WSE 2.0 offers new security features which should simplify development and deployment of secure Web Service applications spanning company boundaries and trust domains, connecting and exchanging information with customer and partner systems.

According to Microsoft, WSE 2.0 means that developers can apply security policies to Web services with minimal lines of code and support interoperability across heterogeneous systems.

WSE 2.0 does this by building on the security, routing and attachment capabilities of version 1.0 and adds a foundation for building applications based on Web services specifications published by Microsoft and its industry partners including WS-Security, WS-Policy, WS-SecurityPolicy, WS-Trust, WS-SecureConversation and WS-Addressing.

It should be said that WSE 2.0 is a technology preview; the security capabilities that organisations might require to deploy live Web Service-based applications may not all be available.

Within the .NET Framework and WSE 2.0 is the capability to do many interesting things in terms of secure application development to support integration and federation of security through the value chain.

WSE is important because it introduces for the first time the ability to test the theories behind emerging WS-Security standards. Essentially, is it possible to build a system that can securely expose internal systems to partners as Web services, leveraging existing technology investments to generate future revenue opportunities?

Without the following new capabilities, the answer to that question would probably be no.

  • Token-issuing framework (WS-Trust, WS-SecureConversation) provides capabilities that build on WS-Security and define extensions to request and issue security tokens and to manage trust relationships and secure conversations.
  • Roles-based authorisation with integration into Windows security enables corporations to leverage their existing Windows domain credentials when accessing Web services or to integrate their own access control engine.
  • Declarative programming model (WS-Policy, WS-SecurityPolicy) enables developers to author policies that operate a runtime component, responsible for processing the SOAP headers in Web services that contain security and routing information and play a role in the validation of incoming and outgoing messages. For example, the runtime can automatically sign and encrypt a message based on the authored policy without the developer having to write code.
  • Message-based object model (WS-Addressing) provides customers with a message-based programming model over TCP and HTTP, allowing them to explore alternative types of SOAP-based applications such as ad hoc peer-to-peer applications.

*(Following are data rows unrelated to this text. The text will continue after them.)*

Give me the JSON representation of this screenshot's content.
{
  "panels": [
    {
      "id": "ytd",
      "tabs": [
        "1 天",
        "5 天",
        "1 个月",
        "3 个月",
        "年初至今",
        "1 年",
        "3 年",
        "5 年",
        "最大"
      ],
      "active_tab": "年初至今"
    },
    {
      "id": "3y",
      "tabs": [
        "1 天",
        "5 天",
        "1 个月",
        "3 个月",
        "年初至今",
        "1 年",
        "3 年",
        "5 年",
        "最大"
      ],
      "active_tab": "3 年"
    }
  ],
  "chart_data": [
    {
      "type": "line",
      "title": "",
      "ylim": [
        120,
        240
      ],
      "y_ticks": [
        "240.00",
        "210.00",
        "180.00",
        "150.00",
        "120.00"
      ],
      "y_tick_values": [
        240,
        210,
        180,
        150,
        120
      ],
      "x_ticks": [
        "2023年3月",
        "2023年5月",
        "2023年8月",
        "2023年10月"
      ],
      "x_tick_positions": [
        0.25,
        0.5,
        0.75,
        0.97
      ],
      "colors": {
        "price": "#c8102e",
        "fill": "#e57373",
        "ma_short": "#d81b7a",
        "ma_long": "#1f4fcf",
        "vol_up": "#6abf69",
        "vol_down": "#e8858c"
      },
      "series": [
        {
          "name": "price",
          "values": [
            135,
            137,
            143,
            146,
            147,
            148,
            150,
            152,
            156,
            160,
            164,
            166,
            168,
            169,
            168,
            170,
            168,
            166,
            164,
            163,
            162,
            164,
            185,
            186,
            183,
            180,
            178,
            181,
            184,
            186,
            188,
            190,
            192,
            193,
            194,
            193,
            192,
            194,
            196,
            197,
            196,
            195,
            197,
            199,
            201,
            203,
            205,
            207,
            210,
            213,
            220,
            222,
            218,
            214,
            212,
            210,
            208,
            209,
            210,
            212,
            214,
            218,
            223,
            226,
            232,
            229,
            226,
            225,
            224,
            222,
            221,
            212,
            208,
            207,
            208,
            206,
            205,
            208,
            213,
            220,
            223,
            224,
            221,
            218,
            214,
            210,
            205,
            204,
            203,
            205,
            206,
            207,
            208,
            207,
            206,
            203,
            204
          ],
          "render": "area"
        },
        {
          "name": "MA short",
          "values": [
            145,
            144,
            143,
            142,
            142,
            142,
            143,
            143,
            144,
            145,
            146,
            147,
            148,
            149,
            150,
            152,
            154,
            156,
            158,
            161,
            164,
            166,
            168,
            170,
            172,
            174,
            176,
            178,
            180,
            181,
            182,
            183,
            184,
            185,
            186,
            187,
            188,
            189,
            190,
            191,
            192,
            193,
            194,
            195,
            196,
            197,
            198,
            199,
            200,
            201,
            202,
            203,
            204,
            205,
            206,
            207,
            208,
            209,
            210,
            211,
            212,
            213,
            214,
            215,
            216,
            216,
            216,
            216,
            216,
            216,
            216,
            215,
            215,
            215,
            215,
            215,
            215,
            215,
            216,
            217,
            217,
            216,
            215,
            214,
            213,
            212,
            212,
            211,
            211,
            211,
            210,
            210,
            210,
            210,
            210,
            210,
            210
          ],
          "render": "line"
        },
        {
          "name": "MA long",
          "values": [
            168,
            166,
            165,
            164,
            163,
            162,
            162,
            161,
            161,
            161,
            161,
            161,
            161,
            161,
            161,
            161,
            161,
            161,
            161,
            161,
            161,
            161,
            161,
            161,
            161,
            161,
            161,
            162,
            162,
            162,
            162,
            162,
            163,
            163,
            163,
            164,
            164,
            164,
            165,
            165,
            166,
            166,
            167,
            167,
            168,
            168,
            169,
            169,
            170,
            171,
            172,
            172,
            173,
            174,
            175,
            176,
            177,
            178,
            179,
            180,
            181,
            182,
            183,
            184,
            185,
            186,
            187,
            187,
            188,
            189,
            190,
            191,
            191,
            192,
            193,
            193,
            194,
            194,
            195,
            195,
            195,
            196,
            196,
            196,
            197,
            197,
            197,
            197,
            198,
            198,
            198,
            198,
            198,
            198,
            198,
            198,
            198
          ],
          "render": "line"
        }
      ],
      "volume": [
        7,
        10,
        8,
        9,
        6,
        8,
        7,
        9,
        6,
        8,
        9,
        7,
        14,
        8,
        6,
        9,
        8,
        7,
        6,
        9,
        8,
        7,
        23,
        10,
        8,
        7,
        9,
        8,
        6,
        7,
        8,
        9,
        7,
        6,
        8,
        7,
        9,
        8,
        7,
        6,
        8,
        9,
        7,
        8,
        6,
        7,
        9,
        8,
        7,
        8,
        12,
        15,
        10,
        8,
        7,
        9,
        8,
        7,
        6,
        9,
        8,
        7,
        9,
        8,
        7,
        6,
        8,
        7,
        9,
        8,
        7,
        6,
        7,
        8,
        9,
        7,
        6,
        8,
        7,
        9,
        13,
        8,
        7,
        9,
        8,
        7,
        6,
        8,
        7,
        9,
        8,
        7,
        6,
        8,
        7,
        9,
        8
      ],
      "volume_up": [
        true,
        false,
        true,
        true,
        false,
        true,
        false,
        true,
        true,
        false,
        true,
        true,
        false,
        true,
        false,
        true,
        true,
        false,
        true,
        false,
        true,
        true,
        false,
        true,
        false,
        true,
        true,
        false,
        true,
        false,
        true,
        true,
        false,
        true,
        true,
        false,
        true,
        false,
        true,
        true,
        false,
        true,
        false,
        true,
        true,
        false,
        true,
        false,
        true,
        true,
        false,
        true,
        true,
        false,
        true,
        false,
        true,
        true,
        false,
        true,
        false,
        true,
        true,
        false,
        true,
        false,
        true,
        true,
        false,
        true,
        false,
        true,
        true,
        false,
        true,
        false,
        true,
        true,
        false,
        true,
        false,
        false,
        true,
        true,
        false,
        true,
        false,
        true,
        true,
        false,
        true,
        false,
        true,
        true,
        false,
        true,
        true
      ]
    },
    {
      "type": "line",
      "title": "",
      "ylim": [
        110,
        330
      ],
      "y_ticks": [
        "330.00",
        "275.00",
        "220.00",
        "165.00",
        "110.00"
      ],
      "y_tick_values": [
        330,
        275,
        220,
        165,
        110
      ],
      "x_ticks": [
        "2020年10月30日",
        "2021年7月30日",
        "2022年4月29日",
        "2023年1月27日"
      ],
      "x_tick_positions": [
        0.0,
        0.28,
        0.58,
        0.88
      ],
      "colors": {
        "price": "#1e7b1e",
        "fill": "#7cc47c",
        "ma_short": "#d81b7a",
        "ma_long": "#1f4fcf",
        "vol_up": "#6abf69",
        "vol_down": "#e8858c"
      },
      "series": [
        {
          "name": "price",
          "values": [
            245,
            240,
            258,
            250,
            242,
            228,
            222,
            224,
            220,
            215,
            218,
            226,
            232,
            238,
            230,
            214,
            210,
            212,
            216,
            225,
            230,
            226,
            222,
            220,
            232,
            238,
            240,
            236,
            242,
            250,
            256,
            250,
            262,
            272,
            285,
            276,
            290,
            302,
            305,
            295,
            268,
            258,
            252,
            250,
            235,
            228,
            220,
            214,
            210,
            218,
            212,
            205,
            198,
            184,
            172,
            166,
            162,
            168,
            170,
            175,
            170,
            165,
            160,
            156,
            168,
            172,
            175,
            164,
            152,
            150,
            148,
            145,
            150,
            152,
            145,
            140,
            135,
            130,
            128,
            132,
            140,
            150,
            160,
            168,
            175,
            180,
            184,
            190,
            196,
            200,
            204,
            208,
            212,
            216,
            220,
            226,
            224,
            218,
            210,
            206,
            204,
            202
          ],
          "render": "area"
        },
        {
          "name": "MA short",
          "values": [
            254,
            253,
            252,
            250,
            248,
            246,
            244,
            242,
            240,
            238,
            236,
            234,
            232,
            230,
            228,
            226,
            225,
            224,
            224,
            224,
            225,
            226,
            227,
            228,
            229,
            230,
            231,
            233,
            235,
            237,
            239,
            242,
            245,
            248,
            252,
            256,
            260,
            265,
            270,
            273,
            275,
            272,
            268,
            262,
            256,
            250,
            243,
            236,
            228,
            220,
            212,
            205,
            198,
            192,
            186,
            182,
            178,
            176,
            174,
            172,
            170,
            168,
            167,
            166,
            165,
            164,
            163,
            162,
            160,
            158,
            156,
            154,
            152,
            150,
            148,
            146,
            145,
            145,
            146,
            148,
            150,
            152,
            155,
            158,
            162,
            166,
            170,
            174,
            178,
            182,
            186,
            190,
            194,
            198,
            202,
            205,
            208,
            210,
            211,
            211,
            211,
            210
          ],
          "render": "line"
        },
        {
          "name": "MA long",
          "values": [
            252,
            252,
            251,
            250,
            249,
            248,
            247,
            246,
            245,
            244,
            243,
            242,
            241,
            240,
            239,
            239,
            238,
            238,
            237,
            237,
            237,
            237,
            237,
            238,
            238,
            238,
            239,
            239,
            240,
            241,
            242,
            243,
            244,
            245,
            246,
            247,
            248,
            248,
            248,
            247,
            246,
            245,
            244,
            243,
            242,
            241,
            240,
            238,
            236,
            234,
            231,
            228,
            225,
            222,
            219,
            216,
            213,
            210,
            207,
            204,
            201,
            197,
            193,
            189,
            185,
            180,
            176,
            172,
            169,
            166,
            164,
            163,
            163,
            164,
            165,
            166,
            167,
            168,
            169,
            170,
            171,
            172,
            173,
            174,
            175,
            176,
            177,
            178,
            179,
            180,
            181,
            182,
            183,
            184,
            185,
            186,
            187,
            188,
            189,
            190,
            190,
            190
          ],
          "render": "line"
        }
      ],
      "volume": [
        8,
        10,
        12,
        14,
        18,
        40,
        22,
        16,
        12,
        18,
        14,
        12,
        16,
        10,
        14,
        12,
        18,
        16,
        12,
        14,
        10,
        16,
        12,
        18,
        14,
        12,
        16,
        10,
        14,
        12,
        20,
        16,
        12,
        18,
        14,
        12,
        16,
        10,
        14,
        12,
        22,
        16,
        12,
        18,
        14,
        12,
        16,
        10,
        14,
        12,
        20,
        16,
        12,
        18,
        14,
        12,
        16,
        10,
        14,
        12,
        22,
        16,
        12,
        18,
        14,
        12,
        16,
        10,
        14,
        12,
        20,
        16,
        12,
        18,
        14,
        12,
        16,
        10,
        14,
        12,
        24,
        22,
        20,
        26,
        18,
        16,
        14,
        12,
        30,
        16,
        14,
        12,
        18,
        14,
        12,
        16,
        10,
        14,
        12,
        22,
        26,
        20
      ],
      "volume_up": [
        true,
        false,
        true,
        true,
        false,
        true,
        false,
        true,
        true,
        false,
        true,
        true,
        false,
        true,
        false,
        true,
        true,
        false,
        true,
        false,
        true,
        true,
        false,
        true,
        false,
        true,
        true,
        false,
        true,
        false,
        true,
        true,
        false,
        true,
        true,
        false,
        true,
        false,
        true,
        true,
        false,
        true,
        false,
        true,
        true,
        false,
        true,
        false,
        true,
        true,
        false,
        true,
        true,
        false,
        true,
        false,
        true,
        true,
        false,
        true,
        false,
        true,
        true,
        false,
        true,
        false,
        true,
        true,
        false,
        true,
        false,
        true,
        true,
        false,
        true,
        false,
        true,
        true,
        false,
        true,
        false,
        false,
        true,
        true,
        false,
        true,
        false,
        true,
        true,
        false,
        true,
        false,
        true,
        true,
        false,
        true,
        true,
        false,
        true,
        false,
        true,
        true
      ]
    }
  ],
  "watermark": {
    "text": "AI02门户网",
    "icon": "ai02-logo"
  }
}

To my mind, the bit still missing, other than resolving internal .NET Framework trust hierarchies, is that WS-Security lacks properties to mediate trust relationships. It assumes organisations developers will work this out for themselves.

And while developments in the area of Web Service security are to be welcomed, one cannot help but wonder why the security keys are still in the hands of the developers. It seems a strange position and suggests Microsoft have yet to fully grasp service-orientated architectures as the way forward.